Em mercados como Estados Unidos e Canadá, produtores já recebem bonificações por soja com características específicas, incluindo maior teor de proteína, variando entre 5% e 15%, a depender do contrato. No Brasil, embora essa remuneração ainda não seja uma prática consolidada, especialistas apontam que a qualidade intrínseca do grão tende a ganhar relevância econômica — movimento semelhante ao que ocorreu na cadeia do leite, onde atributos ligados à qualidade passaram a influenciar a remuneração do produtor.

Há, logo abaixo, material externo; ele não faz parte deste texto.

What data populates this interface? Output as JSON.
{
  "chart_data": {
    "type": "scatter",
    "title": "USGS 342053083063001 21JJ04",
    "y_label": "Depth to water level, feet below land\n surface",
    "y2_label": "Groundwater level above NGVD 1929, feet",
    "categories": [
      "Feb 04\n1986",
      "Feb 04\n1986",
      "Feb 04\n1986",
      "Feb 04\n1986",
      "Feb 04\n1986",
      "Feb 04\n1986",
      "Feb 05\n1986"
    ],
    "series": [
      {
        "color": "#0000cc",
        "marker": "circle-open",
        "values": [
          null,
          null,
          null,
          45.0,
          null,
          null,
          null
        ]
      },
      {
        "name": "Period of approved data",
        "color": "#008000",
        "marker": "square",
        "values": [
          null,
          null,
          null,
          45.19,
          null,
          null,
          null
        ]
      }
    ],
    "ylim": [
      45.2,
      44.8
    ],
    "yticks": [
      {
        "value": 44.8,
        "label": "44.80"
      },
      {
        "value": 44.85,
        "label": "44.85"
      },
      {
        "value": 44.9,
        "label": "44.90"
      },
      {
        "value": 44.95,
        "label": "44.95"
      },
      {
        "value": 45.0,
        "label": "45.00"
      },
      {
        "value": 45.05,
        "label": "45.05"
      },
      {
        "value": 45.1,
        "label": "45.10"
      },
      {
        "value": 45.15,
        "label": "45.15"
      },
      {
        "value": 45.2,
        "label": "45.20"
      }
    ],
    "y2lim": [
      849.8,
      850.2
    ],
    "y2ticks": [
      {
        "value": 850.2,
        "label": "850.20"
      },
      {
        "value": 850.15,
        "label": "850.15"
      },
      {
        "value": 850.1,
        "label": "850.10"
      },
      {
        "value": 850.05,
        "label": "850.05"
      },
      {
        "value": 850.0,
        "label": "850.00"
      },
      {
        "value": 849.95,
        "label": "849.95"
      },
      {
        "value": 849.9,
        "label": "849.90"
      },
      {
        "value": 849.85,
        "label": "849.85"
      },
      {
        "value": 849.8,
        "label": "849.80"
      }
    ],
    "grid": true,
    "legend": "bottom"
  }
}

“Durante muito tempo, a armazenagem foi vista quase exclusivamente como proteção de volume. Mas começa a crescer uma discussão sobre qualidade do grão entregue à indústria. Se atributos como proteína e aminoácidos passam a ter mais valor, armazenar bem deixa de ser detalhe operacional e passa a fazer parte da estratégia econômica do produtor”, afirma Elton Stadler, CEO da Provent Brasil, empresa fabricante do Sistema de Exaustão Cycloar.
Mas há um detalhe pouco percebido nessa mudança: não basta colher um bom grão. É preciso preservar sua qualidade depois da colheita. Em um Estudo da Faculdade de Agronomia da Universidade Federal de Pelotas (UFPel) apontou que, após seis meses de armazenagem, silos sem controle adequado do ambiente, apresentaram aumento de 58,4% nos grãos ardidos, 14,5% nos fermentados, além de redução no teor de proteína e maior perda de massa dos grãos. É nesse contexto que sistemas de exaustão contínua, como o Cycloar, vem ganhando espaço nas unidades armazenadoras, há mais de 30 anos. A tecnologia atua na redução do calor acumulado, da condensação e do excesso de umidade dentro dos silos, ajudando a preservar características importantes do grão ao longo do armazenamento.
“O produtor pode ter um ativo valioso nas mãos e não perceber. Se o mercado começa a olhar mais proteína e qualidade intrínseca, preservar isso dentro do silo passa a ter impacto direto no bolso do produtor”, conclui Stadler.